Muna, Sultramedia – Tim Advokat hukum MJ melalui kantor Hukum Haskin Abidin & Partners menyebut penetapan tersangka terhadap kliennya sangat keliru dan terburu-buru.
Menurut tim advokat, penetapan tersangka terhadap kliennya (MJ) atas dugaan tindak pidana pemerkosaan atau pelecehan seksual terlalu dini.
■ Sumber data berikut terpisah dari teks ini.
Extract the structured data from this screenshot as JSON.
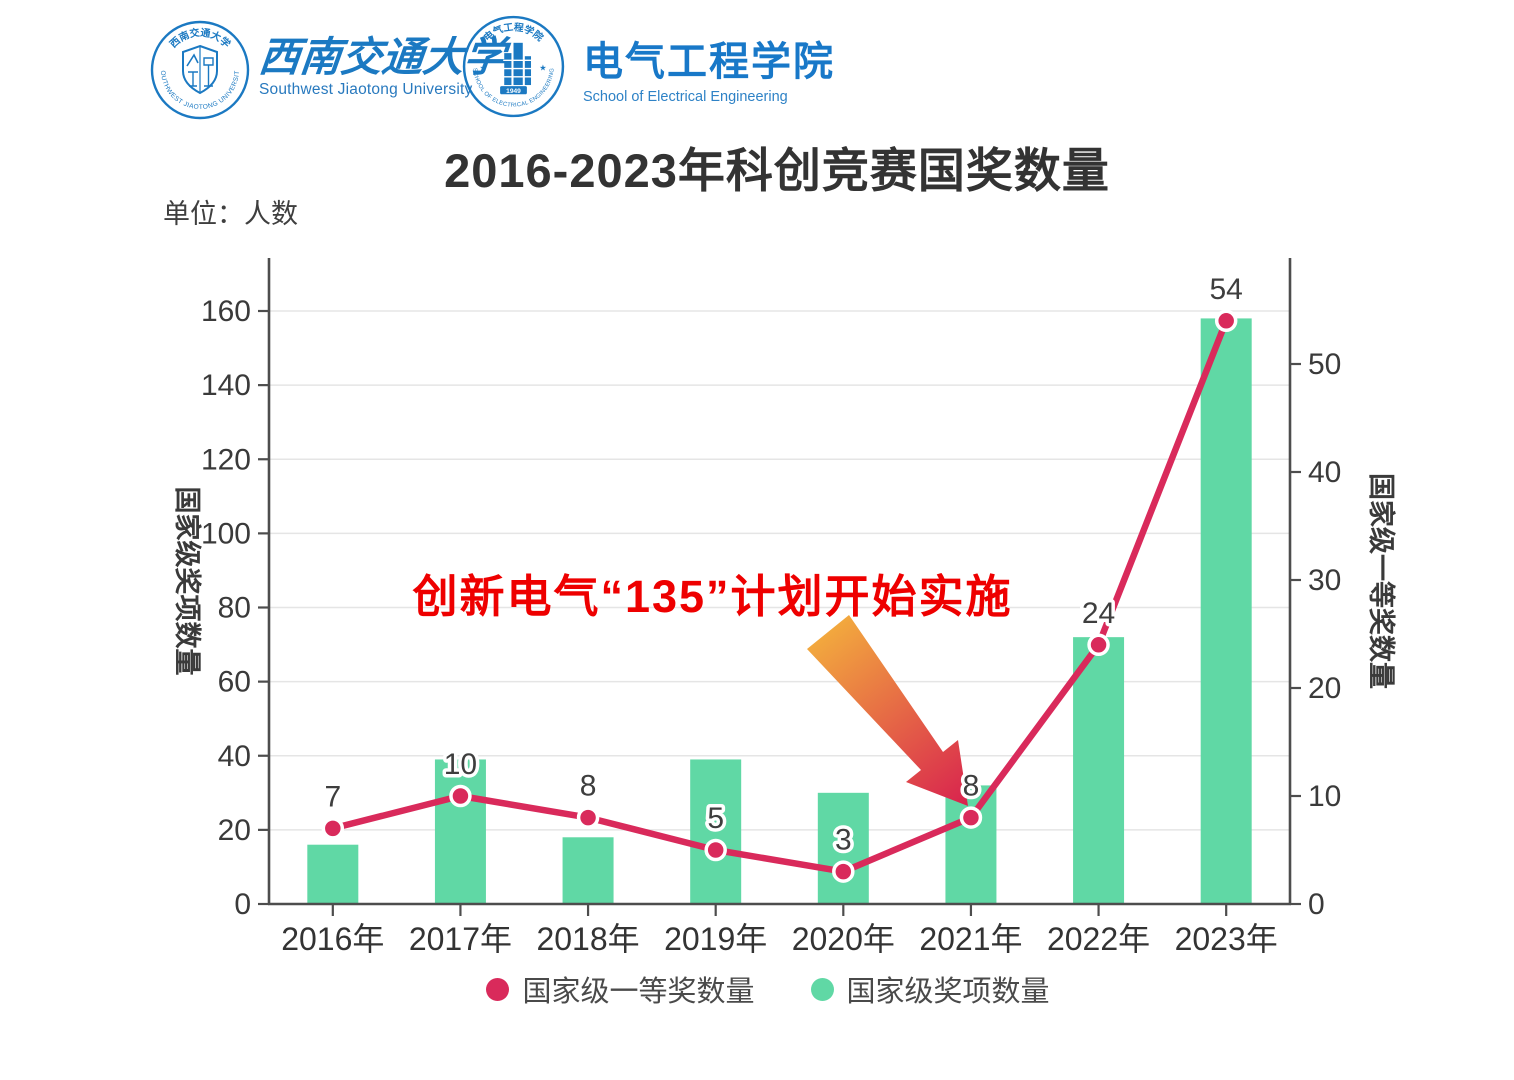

Hal ini dikarenakan, rentan periode kronologi kejadian yang diungkap oleh pelapor pada tahun 2023 s/d 2024 adalah rentan waktu yang cukup panjang.
Dimana, tidak secara tegas diuraikan tentang waktu terjadinya tindak pidana (Tempus Delicti) seperti yang disangkakan kepada MJ khususnya mengenai kronologi kejadian yang menimpa pelapor di tahun 2023.
“Pada dasarnya Tersangka MJ membantah telah melakukan pemerkosaan dan pelecehan terhadap santrinya. Kami juga mempunyai bukti-bukti yang kuat bahwa MJ tidak melakukan sangkaan tersebut, dan siap mengawal kasus ini sampai kemeja hijau,” ujar Yohanes Simon Leda.,S.H, Tim Advokat Hukum MJ, Senin (09/03/2026).
Lanjutnya, meski demikian secara tegas pihaknya tetap menghormati proses hukum yang sedang berjalan. Selain itu, pihaknya akan berupaya membuktikan adanya kekeliruan penetapan tersangka terhadap MJ.
Ia menilai penetapan tersangka terhadap kliennya (MJ) sangat keliru dan terburu-buru, hanya karena adanya suatu pengakuan dari pelapor. Saat ini juga pihaknya telah melakukan pendalaman kasus karena menemukan ketidaksesuaian antara kronologi dan fakta di lapangan.
“Kami akan merumuskan dan mempersiapkan bukti-bukti agar kasus ini menjadi terang untuk menunjukan bahwa MJ tidak melakukan sebagaimana yang dilaporan oleh korban,” terang Anis Leda.
Ditempat terpisah, Advokat Hukum MJ lainnya, La Ode Muhammad Reo.,S.H mengatakan, penetapan tersangka terhadap MJ hanya mengacu pada jumlah alat bukti namun tidak di dukung dengan adanya kualitas alat bukti. Tentu tidak serta merta keterangan saksi korban dengan satu barang bukti lantas memenuhi batas minimum pembuktian.
Ia menekankan, kualitas alat bukti mesti dicermati apalagi pihaknya mencatat penetapan tersangka MJ tidak berdasar dan sangat tidak relevan dengan runutan peristiwa.
“Kami akan berhati-hati mengawal kasus ini, dan menghimbau kepada masyarakat agar jangan terprovokasi dan mudah menjustifikasi sebelum adanya putusan pengadilan yang bersifat tetap serta berpegang pada asas praduga tak bersalah,” ungkap Reo.
Disamping itu, Haskin Abidin.,S.H juga selaku tim advokat menegaskan, kasus yang sedang dihadapi oleh MJ tidak ada kaitannya dengan Pondok Pesanten Darul Muhlasin Assaniy.
“Diharapkan pengurus dan tenaga pengajar tetap fokus dan semangat melaksanakan aktifitas belajar mengajar seperti biasa,” kata Haskin.